Nothing challenges me more than my current work in progress.  Why?  Because my main character is non-corporeal.  She's a spirit, not a ghost, mind you, but what I call a "steam child".  Those of you who've read my latest novel "Tracks" will understand that these are free spirits accompanying the great locomotives traversing my world of Hobohemia.  Meet "Red", who stars in my upcoming addition to Hobohemia - "Storm Child".  You can gather from the title that things are not going to be all that free and easy with her.  You'd be right.

So here I am with a main character who cannot be seen unless she envelops herself in steam or some other similar medium (she uses snow at one point).  She is impervious to most physical dangers, including the biting cold of a Nebraska winter.  She isn't going to be interested in most of our carnal pleasures, so there's no sexy romance possibility here.  She isn't interested in physical gain, money, or power.  In short, a lot of the drama possibilities we writers rely on won't be part of my tool set with her.  What to do?

The first law in any fantasy for me is best described by another character from the hit television fantasy "Once Upon A Time".  He is fond of saying that "All magic has a price, deary."  How true.  This is the first step in bringing my steam children down to earth.  To make them believable.  Having first been human, the ladies still remember what they no longer have.  The ability to touch, to enjoy eating, and more importantly for Red, they carry the luggage of their childhood with them.  For Red, a deeply conflicted orphan before the rails sang to her, there is a gnawing sense of insecurity and betrayal that continues to fester in her heart.

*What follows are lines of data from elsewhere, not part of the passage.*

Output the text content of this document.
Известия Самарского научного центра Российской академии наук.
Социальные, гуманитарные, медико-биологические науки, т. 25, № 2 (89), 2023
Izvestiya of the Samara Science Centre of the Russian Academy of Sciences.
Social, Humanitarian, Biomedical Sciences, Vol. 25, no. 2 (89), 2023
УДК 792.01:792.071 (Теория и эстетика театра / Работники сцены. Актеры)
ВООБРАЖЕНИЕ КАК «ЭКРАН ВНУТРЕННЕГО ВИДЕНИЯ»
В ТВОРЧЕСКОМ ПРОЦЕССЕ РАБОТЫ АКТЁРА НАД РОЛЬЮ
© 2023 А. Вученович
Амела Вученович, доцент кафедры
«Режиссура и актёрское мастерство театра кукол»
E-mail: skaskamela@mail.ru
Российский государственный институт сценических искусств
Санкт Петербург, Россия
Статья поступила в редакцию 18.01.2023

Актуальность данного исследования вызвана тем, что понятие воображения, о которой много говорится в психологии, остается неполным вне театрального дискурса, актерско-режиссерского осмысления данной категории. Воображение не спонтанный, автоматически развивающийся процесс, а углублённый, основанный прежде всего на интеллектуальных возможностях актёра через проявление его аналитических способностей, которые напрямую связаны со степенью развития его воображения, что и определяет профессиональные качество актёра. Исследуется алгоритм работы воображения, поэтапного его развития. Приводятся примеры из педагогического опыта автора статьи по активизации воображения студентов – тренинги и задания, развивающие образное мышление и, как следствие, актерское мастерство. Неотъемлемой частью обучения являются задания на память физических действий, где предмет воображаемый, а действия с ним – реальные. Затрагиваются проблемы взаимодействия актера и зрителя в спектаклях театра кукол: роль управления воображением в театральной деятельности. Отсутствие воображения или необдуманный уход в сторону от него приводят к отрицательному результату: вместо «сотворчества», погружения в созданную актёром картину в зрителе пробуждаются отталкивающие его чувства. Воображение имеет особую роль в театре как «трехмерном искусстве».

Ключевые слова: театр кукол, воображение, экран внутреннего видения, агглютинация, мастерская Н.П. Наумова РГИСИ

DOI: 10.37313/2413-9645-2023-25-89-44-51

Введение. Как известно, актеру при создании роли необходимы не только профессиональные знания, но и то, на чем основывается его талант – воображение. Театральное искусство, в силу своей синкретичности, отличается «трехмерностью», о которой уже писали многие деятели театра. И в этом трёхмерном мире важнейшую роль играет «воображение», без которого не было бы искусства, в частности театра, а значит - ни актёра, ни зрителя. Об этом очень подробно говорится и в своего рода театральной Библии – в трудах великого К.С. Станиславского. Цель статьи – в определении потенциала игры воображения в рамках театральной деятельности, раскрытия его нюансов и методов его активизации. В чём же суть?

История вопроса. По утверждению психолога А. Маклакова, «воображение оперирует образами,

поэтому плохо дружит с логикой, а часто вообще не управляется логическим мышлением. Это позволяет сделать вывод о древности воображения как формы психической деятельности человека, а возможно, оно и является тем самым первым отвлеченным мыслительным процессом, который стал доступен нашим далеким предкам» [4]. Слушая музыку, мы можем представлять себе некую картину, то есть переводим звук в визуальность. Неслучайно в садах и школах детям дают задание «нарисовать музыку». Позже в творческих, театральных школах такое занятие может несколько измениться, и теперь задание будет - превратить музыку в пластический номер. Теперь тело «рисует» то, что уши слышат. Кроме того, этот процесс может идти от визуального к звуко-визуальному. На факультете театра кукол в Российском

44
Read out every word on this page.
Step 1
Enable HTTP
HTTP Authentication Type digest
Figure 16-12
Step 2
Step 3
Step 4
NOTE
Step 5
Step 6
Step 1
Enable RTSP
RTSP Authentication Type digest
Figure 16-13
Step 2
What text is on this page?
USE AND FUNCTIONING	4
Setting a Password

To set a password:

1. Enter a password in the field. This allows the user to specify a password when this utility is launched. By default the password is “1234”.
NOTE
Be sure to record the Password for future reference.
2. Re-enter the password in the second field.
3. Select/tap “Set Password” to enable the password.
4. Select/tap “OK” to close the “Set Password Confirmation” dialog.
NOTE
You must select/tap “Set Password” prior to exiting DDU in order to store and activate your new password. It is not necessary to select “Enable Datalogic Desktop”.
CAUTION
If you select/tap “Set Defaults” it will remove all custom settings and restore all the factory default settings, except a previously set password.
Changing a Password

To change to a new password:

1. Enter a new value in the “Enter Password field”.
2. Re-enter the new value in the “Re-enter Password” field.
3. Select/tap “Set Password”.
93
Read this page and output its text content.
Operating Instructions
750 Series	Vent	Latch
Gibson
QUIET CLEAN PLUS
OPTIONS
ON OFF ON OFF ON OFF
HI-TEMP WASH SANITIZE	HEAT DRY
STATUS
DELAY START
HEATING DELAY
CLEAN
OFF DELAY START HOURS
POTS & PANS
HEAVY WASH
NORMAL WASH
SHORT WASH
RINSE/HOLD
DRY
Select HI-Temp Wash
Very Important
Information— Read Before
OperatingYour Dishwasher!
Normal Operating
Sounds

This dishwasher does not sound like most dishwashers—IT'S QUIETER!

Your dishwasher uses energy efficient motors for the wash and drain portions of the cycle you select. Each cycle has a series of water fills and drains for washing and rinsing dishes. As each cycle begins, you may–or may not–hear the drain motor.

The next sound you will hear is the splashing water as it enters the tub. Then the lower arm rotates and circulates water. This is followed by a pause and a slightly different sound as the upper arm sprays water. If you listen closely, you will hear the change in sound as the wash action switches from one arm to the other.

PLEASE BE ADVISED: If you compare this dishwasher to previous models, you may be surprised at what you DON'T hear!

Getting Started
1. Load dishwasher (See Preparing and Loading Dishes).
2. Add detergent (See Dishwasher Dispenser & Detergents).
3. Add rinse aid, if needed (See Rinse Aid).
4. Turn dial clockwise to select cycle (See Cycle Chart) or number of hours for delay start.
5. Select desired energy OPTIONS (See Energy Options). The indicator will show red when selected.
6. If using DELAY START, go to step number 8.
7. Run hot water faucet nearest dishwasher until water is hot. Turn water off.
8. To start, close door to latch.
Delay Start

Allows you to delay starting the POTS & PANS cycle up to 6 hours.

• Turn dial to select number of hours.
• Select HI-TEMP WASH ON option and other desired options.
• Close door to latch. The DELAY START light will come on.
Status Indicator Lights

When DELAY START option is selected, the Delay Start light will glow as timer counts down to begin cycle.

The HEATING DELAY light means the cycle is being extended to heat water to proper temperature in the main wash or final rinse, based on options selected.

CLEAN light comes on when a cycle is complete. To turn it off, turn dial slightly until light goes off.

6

It is the relationships and unresolved emotions that will make Red likable by a reader and have them forget that she is more spirit than person, because I will make her very human inside.  She does have limitations, can get exhausted, captured, and even fade away in despair.  Or become something worse when the inner torments become the lightning in her eyes and the thunder in her temper.  Love, and the need to be loved, countered against misplaced feelings of being cast aside by the one she had trusted most - her mother.  Once again I explore family values in this novel, as I had in "Tracks", but this time things are much darker.  I do this in such a way as to paint a very real and sympathetic character in my little steam child.  Double the challenge when she must be the villain most fear.

In the end, I provide a story about a person, regardless of who or what they are, or if this is a fantasy or straight fiction.  The story remains the same.  This is the secret of working with those who are other than human.  You make them even more human.

For those of you intrigued by a world of hobos, rail barons, and steam children, I encourage you to read "Tracks" and follow a young man in search of his sister.  If you've already enjoyed the novel, please leave a short review on Amazon or Goodreads.  Honest reviews are a writer's currency.



Julie Eberhart Painter said...

Your character's deficits are a real challenge for any writer. I have no doubt you can do the humanizing with the POVs of others. A very clever idea.

Liz Fountain said...

My theory is that these non-human characters give us an even deeper window into what it means to be human. In them, we can exaggerate human traits, keep a sense of humor, and/or push things well past the limits of "realism" yet keep it all completely true.

This sounds like it will be a ripping good story.